YouTube, Chrome, and Ad Blockers ⇥ engadget.com
Some table-setting: I rarely need to note any conflicts of interest in the things I publish here, but repeat site sponsor — most recently this week — Magic Lasso is an ad blocker, and its developer must navigate YouTube’s crackdown. To be clear, this post is not informed by that sponsorship, and I am mindful of separating the part of this site that makes me money from the reason people read anything I write in the first place. (Sorry, Magic Lasso.)
Anthony Ha, Engadget:
As noted in a blog post by the ad- and tracker-blocking company Ghostery, YouTube employs a wide variety of techniques to circumvent ad blockers, such as embedding an ad in the video itself (so the ad blocker can’t distinguish between the two), or serving ads from the same domain as the video, fooling filters that have been set up to block ads served from third-party domains.
[…]
Keeping pace with YouTube will likely become even more challenging next year, when Google’s Chrome browser adopts the Manifest V3 standard, which significantly limits what extensions are allowed to do. Modras said that under Manifest V3, whenever an ad blocker wants to update its blocklist — again, something they may need to do multiple times a day — it will have to release a full update and undergo a review “which can take anywhere between [a] few hours to even a few weeks.”
The transition to Manifest V3 has been a long time coming, which means much has been written about it, and I question the more absolutist claims that its eventual rollout will destroy ad blockers. In 2019, Catalin Cimpanu of ZDNet reported that Apple rolled out similar restrictions, pointing to shutdown notices from uBlock Origin and AdGuard Pro. Four years later, uBlock remains unavailable, but there is still a version of AdGuard for Safari. I would bet on there being differences, but ad blockers exist for Safari, which surely means the kinds of restrictions Google is working on are not a death knell for the industry.
Unsurprisingly, the motivations for this feel different when it is being done by Google instead of Apple because Google’s whole business model is based on advertising. When it changes extensions in Chrome, the world’s most popular web browser, in ways that make ad blocking more difficult, people are going to view that as a conflict of interest. YouTube also happens to be the place the most of the world watches video. That gives Google an extraordinary advantage: it runs the browser, it hosts the video, and it powers the ads.
YouTube premium is the greatest deal on the internet, and all the work to block YouTube ads leaves me confused. Premium is the best kind of paid service upgrade: it makes the user experience perfect and you support creators.

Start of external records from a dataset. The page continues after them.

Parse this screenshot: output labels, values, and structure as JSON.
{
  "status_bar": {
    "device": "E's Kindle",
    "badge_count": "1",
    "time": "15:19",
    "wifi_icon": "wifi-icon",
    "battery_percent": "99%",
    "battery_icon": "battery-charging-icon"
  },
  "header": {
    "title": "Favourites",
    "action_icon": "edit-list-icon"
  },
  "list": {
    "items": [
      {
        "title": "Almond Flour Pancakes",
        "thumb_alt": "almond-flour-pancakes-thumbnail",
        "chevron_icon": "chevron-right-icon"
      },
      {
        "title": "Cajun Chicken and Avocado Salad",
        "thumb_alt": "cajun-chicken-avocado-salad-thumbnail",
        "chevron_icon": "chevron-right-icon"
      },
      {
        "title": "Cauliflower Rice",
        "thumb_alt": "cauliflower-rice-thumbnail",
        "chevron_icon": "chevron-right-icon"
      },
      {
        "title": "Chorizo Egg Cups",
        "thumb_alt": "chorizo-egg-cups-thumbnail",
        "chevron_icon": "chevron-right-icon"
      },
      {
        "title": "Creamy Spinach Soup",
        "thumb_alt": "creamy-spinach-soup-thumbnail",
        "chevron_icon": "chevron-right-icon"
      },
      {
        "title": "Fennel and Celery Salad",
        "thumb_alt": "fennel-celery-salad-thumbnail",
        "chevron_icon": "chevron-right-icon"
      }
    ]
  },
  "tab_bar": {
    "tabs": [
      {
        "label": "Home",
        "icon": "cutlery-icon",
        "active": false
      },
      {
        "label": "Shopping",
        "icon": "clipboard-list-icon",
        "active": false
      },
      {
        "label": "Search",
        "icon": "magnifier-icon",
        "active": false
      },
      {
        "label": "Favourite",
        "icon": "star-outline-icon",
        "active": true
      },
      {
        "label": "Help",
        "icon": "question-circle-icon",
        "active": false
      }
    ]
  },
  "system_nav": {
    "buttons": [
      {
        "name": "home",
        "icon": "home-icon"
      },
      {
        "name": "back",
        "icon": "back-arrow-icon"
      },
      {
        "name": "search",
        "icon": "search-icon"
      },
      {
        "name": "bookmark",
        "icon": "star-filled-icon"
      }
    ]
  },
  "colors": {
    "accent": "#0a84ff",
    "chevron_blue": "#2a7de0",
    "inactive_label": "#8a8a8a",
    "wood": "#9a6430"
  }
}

It is nice for there to be options available to users instead of an expectation of advertising. If you watch a lot of YouTube, Premium looks like a great choice, though I find it requires a reorientation of your headspace: think of YouTube Premium as “YouTube”, and YouTube sans Premium as the “free trial” or “lite” version. That framing also puts Google’s strategy for YouTube into a more understandable context, I think. Google has increased the per-video ad load and it delivers fewer skippable ads, and it is becoming more strict about ad blocking in the same way many software companies limit free trials.
But I can understand why people block ads, too, because the quality of ads I get on YouTube sucks. Part of this is my fault because I am a more privacy-conscious user and, so, take steps to prevent specific targeting. That means I get an awful lot of ads with deep-faked celebrities hawking sketchy investments, garbage supplements, gambling, diet scammers, and other bottom-of-the-barrel crap. I understand my restrictions reduce my likelihood of seeing things which interest me. On the other hand, why is Google accepting ads like these in the first place?
Ha notes that Adblock Plus is not dedicating itself to YouTube ad blocking, as it says they fall under the acceptable ads criteria. Fine. I do not think the sort of ads I get are actually acceptable in a broader sense; they are the kinds of things that would be rightfully be rejected by the sleaziest print publication. But if they are not seen as disruptive in the way, say, a popover or interstitial ad might be, I can understand that.
At least there are now options. You can grin and bear the nightmare surveillance ad machine, you can excise yourself from that targeting and still put up with ads, or you can pay to separate yourself from the results of that system while your data is still used to feed it. Or you can try to fight it. Just be prepared for Google to fight back.
You can also support your favourite video creators — or writers — on platforms like Patreon, too. But that cuts Google out of the revenue picture, so do not expect to see them pitching that as a legitimate alternative option. The main problem with YouTube is that it is a social network for some users, and a utility for others, and those perspectives are not always compatible.